Alzheimer's scan finds brain plaque, FDA approves

Paula Duffy's picture

The FDA approved a test that can be used to determine the cause of dementia including Alzheimer's after a patient reports memory loss.

Eli Lilly developed the test that is meant to find certain proteins in the brain that are related to Alzheimer's and other sources of dementia by using a radioactive dye, called Amyvid.

The dye adheres to an accumulation of toxic protein called beta amyloid found in the brains of patients with Alzheimer's. By using a PET scan (positron emission tomography) doctors can see where the protein has settled.

The FDA did not approve the dye in 2011 when it was first presented by Lilly, according to news reports at the time. At issue then was a large concern that medical professionals would be unable to correctly and consistently diagnose the plaque.

Lilly went back to the drawing board and developed a training program that passed muster this time around. According to the Wall Street Journal, the company worked with both the FDA and experts in the field. The result was a three-hour online and in-person training programs for physicians.
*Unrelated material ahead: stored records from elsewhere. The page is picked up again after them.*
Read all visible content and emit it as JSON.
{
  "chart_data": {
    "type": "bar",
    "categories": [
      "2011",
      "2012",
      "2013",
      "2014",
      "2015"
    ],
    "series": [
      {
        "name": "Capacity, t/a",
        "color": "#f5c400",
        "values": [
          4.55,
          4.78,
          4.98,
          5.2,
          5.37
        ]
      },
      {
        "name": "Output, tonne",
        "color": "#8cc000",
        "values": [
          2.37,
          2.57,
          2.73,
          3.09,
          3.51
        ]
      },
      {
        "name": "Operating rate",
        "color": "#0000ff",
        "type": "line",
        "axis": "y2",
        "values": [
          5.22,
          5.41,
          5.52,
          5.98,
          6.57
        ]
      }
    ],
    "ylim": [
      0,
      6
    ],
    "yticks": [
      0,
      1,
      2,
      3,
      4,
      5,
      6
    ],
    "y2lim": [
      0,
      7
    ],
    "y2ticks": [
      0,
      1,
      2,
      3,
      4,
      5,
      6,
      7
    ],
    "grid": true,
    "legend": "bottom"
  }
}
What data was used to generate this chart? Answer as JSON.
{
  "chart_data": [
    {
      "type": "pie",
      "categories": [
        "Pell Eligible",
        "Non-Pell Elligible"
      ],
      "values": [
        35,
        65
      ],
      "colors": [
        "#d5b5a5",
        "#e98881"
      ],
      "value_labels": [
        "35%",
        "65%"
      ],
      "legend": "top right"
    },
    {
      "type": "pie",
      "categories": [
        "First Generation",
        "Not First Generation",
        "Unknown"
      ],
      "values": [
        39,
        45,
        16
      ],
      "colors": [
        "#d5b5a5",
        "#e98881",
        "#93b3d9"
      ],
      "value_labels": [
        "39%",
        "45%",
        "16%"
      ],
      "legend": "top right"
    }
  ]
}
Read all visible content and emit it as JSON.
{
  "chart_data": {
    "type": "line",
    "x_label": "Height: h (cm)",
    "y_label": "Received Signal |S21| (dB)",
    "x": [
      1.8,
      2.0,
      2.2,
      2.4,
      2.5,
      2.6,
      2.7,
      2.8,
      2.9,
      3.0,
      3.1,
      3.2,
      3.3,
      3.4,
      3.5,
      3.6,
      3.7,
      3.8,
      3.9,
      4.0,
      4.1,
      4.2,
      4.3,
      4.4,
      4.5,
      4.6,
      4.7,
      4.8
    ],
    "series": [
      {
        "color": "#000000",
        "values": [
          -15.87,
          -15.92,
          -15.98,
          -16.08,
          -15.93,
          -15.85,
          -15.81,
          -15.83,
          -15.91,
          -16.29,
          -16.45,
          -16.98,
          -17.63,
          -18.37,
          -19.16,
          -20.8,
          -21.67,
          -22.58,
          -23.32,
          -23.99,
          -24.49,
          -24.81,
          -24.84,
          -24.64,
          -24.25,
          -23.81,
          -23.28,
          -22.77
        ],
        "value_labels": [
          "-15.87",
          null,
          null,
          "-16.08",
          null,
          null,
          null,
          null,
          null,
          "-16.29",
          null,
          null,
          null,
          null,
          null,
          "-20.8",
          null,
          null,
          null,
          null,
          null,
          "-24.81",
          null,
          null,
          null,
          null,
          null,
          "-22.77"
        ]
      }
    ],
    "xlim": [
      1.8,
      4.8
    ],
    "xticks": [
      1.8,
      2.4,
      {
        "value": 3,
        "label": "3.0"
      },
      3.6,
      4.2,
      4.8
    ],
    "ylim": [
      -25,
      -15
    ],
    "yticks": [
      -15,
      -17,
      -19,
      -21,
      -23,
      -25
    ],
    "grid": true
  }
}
Eli Lilly does not claim that the test is meant to find Alzheimer's. Rather the company says it is intended to rule out Alzheimer's because the presence of amyloid in the brain doesn't alone suggest that someone has Alzheimer's.

One in five patients who are diagnosed with Alzheimer's turn out not to have the disease after an autopsy. Previous to the development of Amyvid and the scan, the presence of the brain plaque could only be determined in an autopsy after a person died.

"The approval of Amyvid offers physicians a tool that, in conjunction with other diagnostic evaluations, can provide information to help physicians evaluate their patients," Dr. Daniel Skovronsky, CEO of Avid said in the company's statement from Friday. Lilly's Avid Radiopharmaceuticals Inc, business unit will be responsible for selling Amyvid.

Previous to the development of Amyvid and the scan, the presence of the brain plaque could only be determined in an autopsy after a person died.

Researchers may be able to build on the success of the scan in the quest to help find early signs of Alzheimer's, ultimately leading to treatment for the disease. It has been said that drug trials to attack Alzheimer's have failed because the stage of dementia exhibited by patients in the study.